Послышался шумный вздох, рядом со мной кто-то тяжело опустился на землю. Тюлень? Я приоткрыла глаза. Да, почти угадала. Богдан. Обмякший от бесконечных прыжков, он разлёгся, как кот, уместившись на песке у подножия валунов, и прикрыл глаза. Его ещё тут не хватало! Сейчас и Любомир подойдёт! А видеть его после этой позорной истории было для меня всё равно что снова хватать утюг, о который только что обожглась.

Впрочем, вот и он, лёгок на помине. Подошёл, молча протянул мороженое. Мне — так называемый сэндвич, брусок пломбира, зажатый между двумя печеньями. Брату — фруктовый лёд.

— Спасибо, — выдавила я.

Любомир кивнул, молча опустился рядом со мной и, обгрызая шоколад на своём мороженом, достал телефон и стал в нём что-то набирать. Я принялась за свой сэндвич. Противная барменша, весь аппетит отбила.

— Как по-испански tips? — спросил Любомир, оторвавшись от телефона.

— Что? — опешила я. — Ты хочешь выложить где-то эту историю? В «Фейсбуке»?!

— Нет. Запишу её для Исабель. Завтра покажем её с Богданом.

— Ты что?! — завопила я, едва не выронив мороженое на песок. — С ума сошёл?! Хочешь опозорить меня на всю школу?

— Почему тебя? — не понял Любомир. — Мы с Богданом покажем всё сами. Я бармен, он — клиент.

— Это ужас, — поникла я.

— Почему ужас? Почему ты такая грустная? Такое со всеми бывает.

— С тобой было? — я вскинула на него глаза.

— Со всеми, — повторил Любомир, — просто один раз. У каждого — один. Потом начинаешь… как это…

Он пошевелил пальцами.

— Когда страшно?

— Опасаться?

— Да, опасаться!

Эта мысль меня развлекла. И правда. Я точно больше не стану никого обсуждать в надежде, что он не понимает моего языка. Такие случаи — как прививка. Правда, Марина обсуждает сеньору при ней же. Но у Марины, наверное, такого случая не было.

— Погоди, — тронула я Любомира за плечо, — нам же нужно подслушать историю на испанском. А не на русском.

— У нас нет времени, — вздохнул Любомир, — мы приехали на одну неделю. Я поэтому хочу перевести. Поможешь?

Я помогла. Не сама, пришлось прибегнуть к словарику. Но всё-таки худо-бедно мы перевели этот диалог.

— Можно посмотреть, что вышло? — спросила я.

Любомир протянул мне телефон. Он всё записывал в приложении «Блокнот». У меня было примерно такое же в телефоне, только «страницы» не жёлтого цвета, а зелёного. Я принялась перечитывать историю.
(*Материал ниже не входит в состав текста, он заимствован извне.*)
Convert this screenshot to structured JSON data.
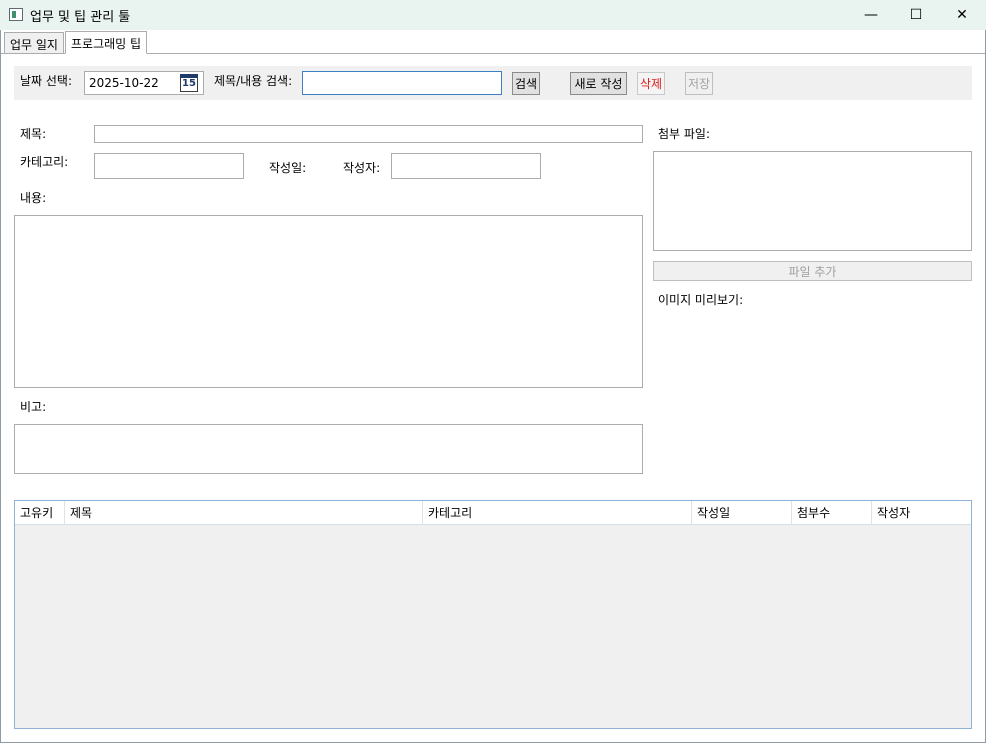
{
  "window": {
    "title": "업무 및 팁 관리 툴",
    "minimize": "—",
    "maximize": "☐",
    "close": "✕"
  },
  "tabs": [
    {
      "label": "업무 일지"
    },
    {
      "label": "프로그래밍 팁"
    }
  ],
  "toolbar": {
    "date_label": "날짜 선택:",
    "date_value": "2025-10-22",
    "calendar_day": "15",
    "search_label": "제목/내용 검색:",
    "search_value": "",
    "search_button": "검색",
    "new_button": "새로 작성",
    "delete_button": "삭제",
    "save_button": "저장"
  },
  "form": {
    "title_label": "제목:",
    "title_value": "",
    "category_label": "카테고리:",
    "category_value": "",
    "created_label": "작성일:",
    "author_label": "작성자:",
    "author_value": "",
    "content_label": "내용:",
    "content_value": "",
    "note_label": "비고:",
    "note_value": ""
  },
  "attachments": {
    "label": "첨부 파일:",
    "add_button": "파일 추가",
    "preview_label": "이미지 미리보기:"
  },
  "grid": {
    "columns": [
      "고유키",
      "제목",
      "카테고리",
      "작성일",
      "첨부수",
      "작성자"
    ],
    "rows": []
  }
}
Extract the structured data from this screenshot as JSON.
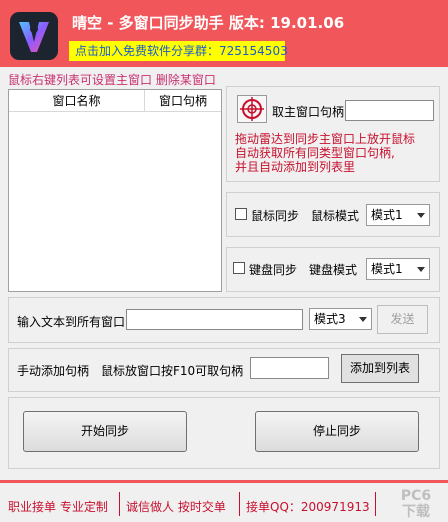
{
  "app": {
    "title": "晴空 - 多窗口同步助手  版本: 19.01.06",
    "promo": "点击加入免费软件分享群：725154503"
  },
  "hint": "鼠标右键列表可设置主窗口  删除某窗口",
  "list": {
    "columns": [
      "窗口名称",
      "窗口句柄"
    ]
  },
  "capture": {
    "label": "取主窗口句柄",
    "value": "",
    "instruction": [
      "拖动雷达到同步主窗口上放开鼠标",
      "自动获取所有同类型窗口句柄,",
      "并且自动添加到列表里"
    ]
  },
  "mouse_sync": {
    "label": "鼠标同步",
    "mode_label": "鼠标模式",
    "mode_value": "模式1",
    "checked": false
  },
  "keyboard_sync": {
    "label": "键盘同步",
    "mode_label": "键盘模式",
    "mode_value": "模式1",
    "checked": false
  },
  "text_input": {
    "label": "输入文本到所有窗口",
    "value": "",
    "mode_value": "模式3",
    "send_label": "发送"
  },
  "manual_add": {
    "label": "手动添加句柄",
    "tip": "鼠标放窗口按F10可取句柄",
    "value": "",
    "add_label": "添加到列表"
  },
  "actions": {
    "start_label": "开始同步",
    "stop_label": "停止同步"
  },
  "footer": {
    "items": [
      "职业接单  专业定制",
      "诚信做人  按时交单",
      "接单QQ：200971913"
    ],
    "watermark": [
      "PC6",
      "下载"
    ]
  },
  "colors": {
    "header": "#f0565a",
    "promo_bg": "#ffff00",
    "promo_text": "#1a5ccf",
    "accent_red": "#c8102e"
  }
}
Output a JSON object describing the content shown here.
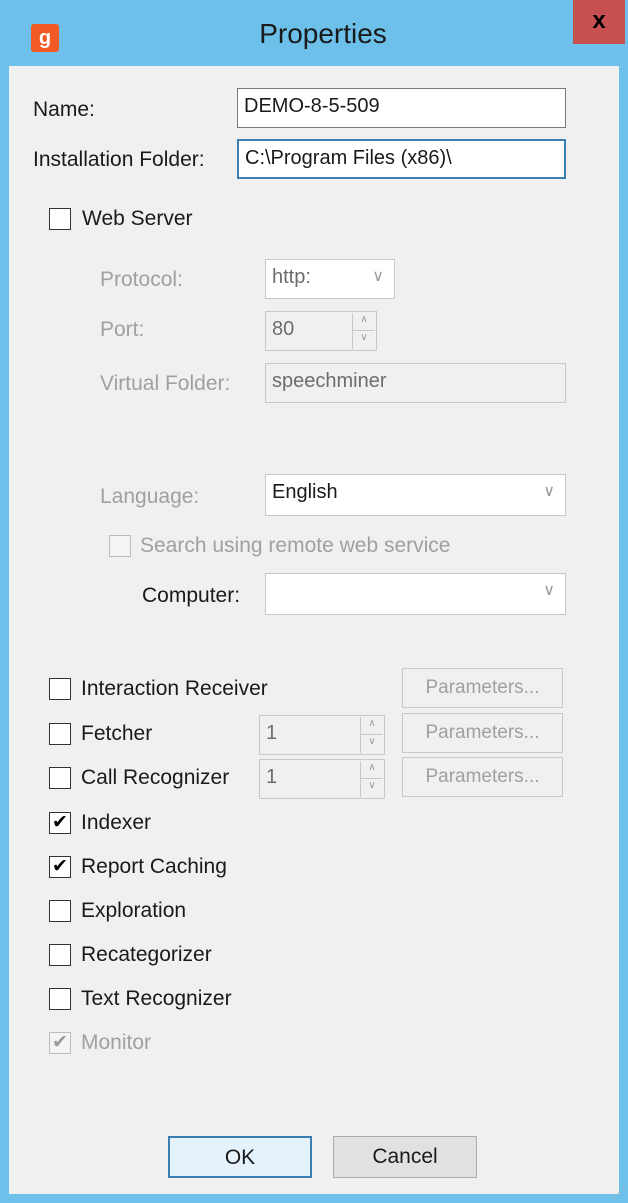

На испанском, а не на русском, да ещё и как диалог между двумя парнями, она показалась далёкой и оттого не обидной, а даже чуточку смешной. Особенно забавно Любомир перевёл словосочетание «дурацкие чаевые». Он написал «propinas locas», то есть «сумасшедшие чаевые». Выходило, что бармен отказывается то ли от гигантского вознаграждения, то ли от чаевых «с приветом».

— Забавная каша-малаша, — проговорила я.

— Каша что? — удивился Любомир, и я долго, смеясь над неловкостью, с которой сама подбирала слова, объясняла значение этого выражения.

Вдруг телефон Любомира дрогнул у меня в руках, и появилась строчка сообщения из вотсапа. Текст был на болгарском, но сопровождался таким количеством сердечек, что о содержании нетрудно было догадаться.

Любомир покраснел и отобрал у меня телефон.

— Извини, — сказал он, — то есть… Э-э-э-э… Ну…

— Да-да, — кивнула я, тоже смутившись.

— Ну не то… Я… не то…

— Каша-малаша, — вдруг сказал Богдан.

Голос у него был низкий, как у взрослого мужчины, и совсем не вязался с его щуплым обликом. Я улыбнулась ему, он ответил тем же, и мы занялись мороженым, слушая шум моря.